You can follow this approach to add plugins to docker containers.

So, I just ran the sequence you provided:

... against the full-length SILVA 138.1 reference database, as processed via RESCRIPt, with feature-classifier classify-sklearn and I was able to obtain the following assignment:

d__Eukaryota;p__Parabasalia;c__Tritrichomonadea;o__Tritrichomonadea;f__Tritrichomonadea;g__Dientamoeba;s__Dientamoeba_fragilis

I also obtained the same result using ACT. Is this what you were hoping to see?

-Mike

anapopov · May 3, 2023, 10:23pm

Yes!
That's odd. I extracted the sequences/taxonomies from the SILVA 138 qza files linked on the qiime2 site, and Dientamoeba wasn't there at all. I will try downloading from SILVA directly and see what happens.

ACT doesn't work for protozoa Entamoeba dispar and Entamoeba coli, so I was trying to see if I could customize the qiime classifier.

Will rescript work with the 2021.11 version?
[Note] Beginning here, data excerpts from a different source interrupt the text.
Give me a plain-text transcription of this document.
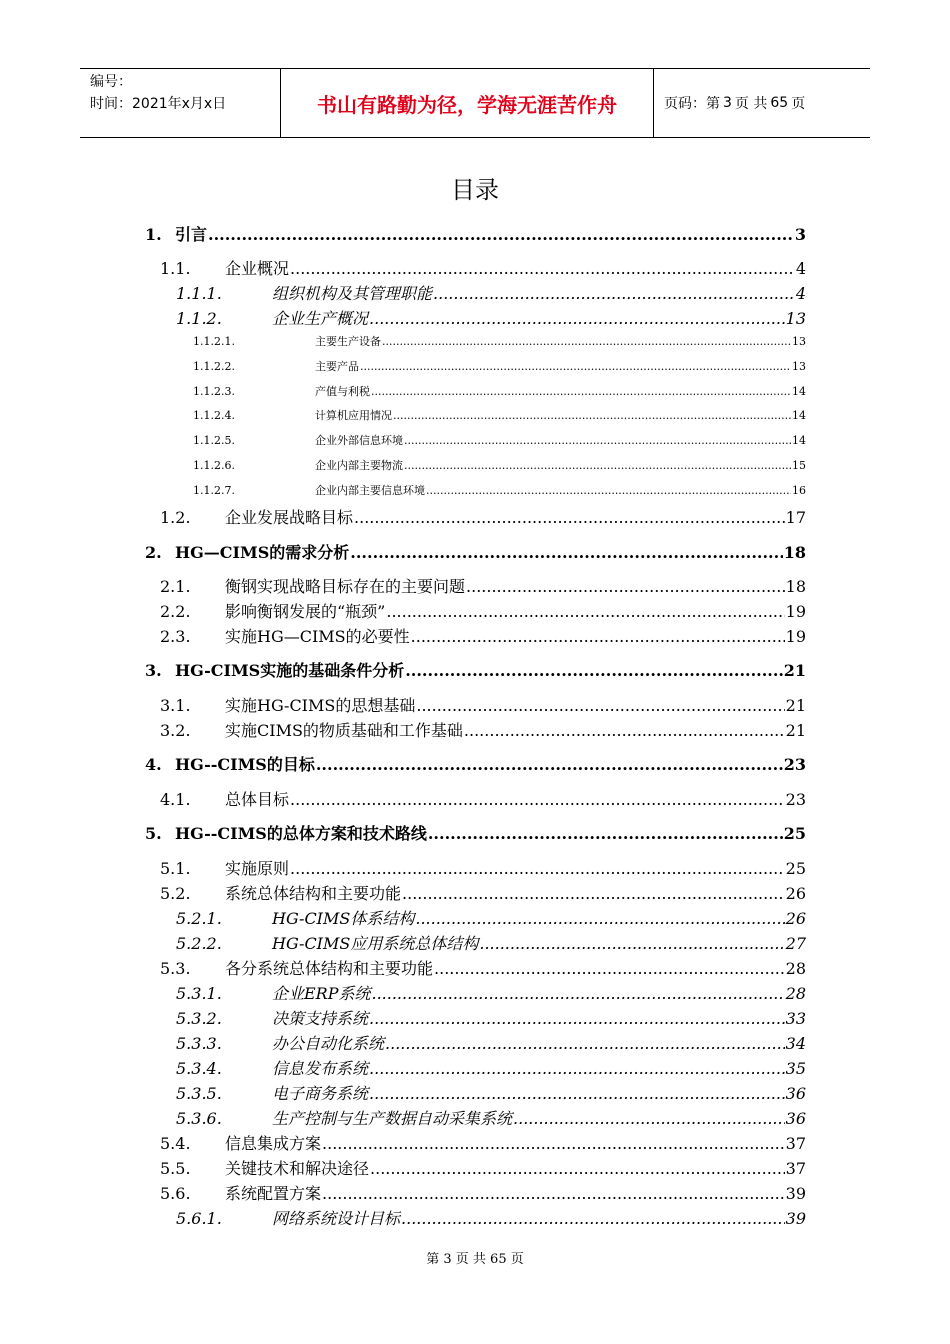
编号：
时间：2021年x月x日	书山有路勤为径，学海无涯苦作舟	页码：第 3 页 共 65 页
目录
1. 引言 .....	3
1.1.	企业概况 .....	4
1.1.1.	组织机构及其管理职能 .....	4
1.1.2.	企业生产概况 .....	13
1.1.2.1.	主要生产设备 .....	13
1.1.2.2.	主要产品 .....	13
1.1.2.3.	产值与利税 .....	14
1.1.2.4.	计算机应用情况 .....	14
1.1.2.5.	企业外部信息环境 .....	14
1.1.2.6.	企业内部主要物流 .....	15
1.1.2.7.	企业内部主要信息环境 .....	16
1.2.	企业发展战略目标 .....	17
2. HG—CIMS的需求分析 .....	18
2.1.	衡钢实现战略目标存在的主要问题 .....	18
2.2.	影响衡钢发展的“瓶颈” .....	19
2.3.	实施HG—CIMS的必要性 .....	19
3. HG-CIMS实施的基础条件分析 .....	21
3.1.	实施HG-CIMS的思想基础 .....	21
3.2.	实施CIMS的物质基础和工作基础 .....	21
4. HG--CIMS的目标 .....	23
4.1.	总体目标 .....	23
5. HG--CIMS的总体方案和技术路线 .....	25
5.1.	实施原则 .....	25
5.2.	系统总体结构和主要功能 .....	26
5.2.1.	HG-CIMS体系结构 .....	26
5.2.2.	HG-CIMS应用系统总体结构 .....	27
5.3.	各分系统总体结构和主要功能 .....	28
5.3.1.	企业ERP系统 .....	28
5.3.2.	决策支持系统 .....	33
5.3.3.	办公自动化系统 .....	34
5.3.4.	信息发布系统 .....	35
5.3.5.	电子商务系统 .....	36
5.3.6.	生产控制与生产数据自动采集系统 .....	36
5.4.	信息集成方案 .....	37
5.5.	关键技术和解决途径 .....	37
5.6.	系统配置方案 .....	39
5.6.1.	网络系统设计目标 .....	39
第 3 页 共 65 页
I will have a go at setting it up.

Thanks Mike.

Ana~

anapopov · May 3, 2023, 10:44pm

(just as FYI, I was getting one of the below taxonomic assignments:
d__Eukaryota; p__Parabasalia;
d__Eukaryota; p__Parabasalia; c__Cristamonadea; o__Cristamonadea; f__Cristamonadea; )

SoilRotifer · May 8, 2023, 5:20pm

I think we may need to update the reference database used for the pre-curated databases. I think those files are still generated using SILVA 138, but if you run rescript get-silva-data directly, it will pull SILVA 138.1, which has some corrections.

The current release is for 2023.2, but you can download and install older versions of RESCRIPt, like 2021.11, here.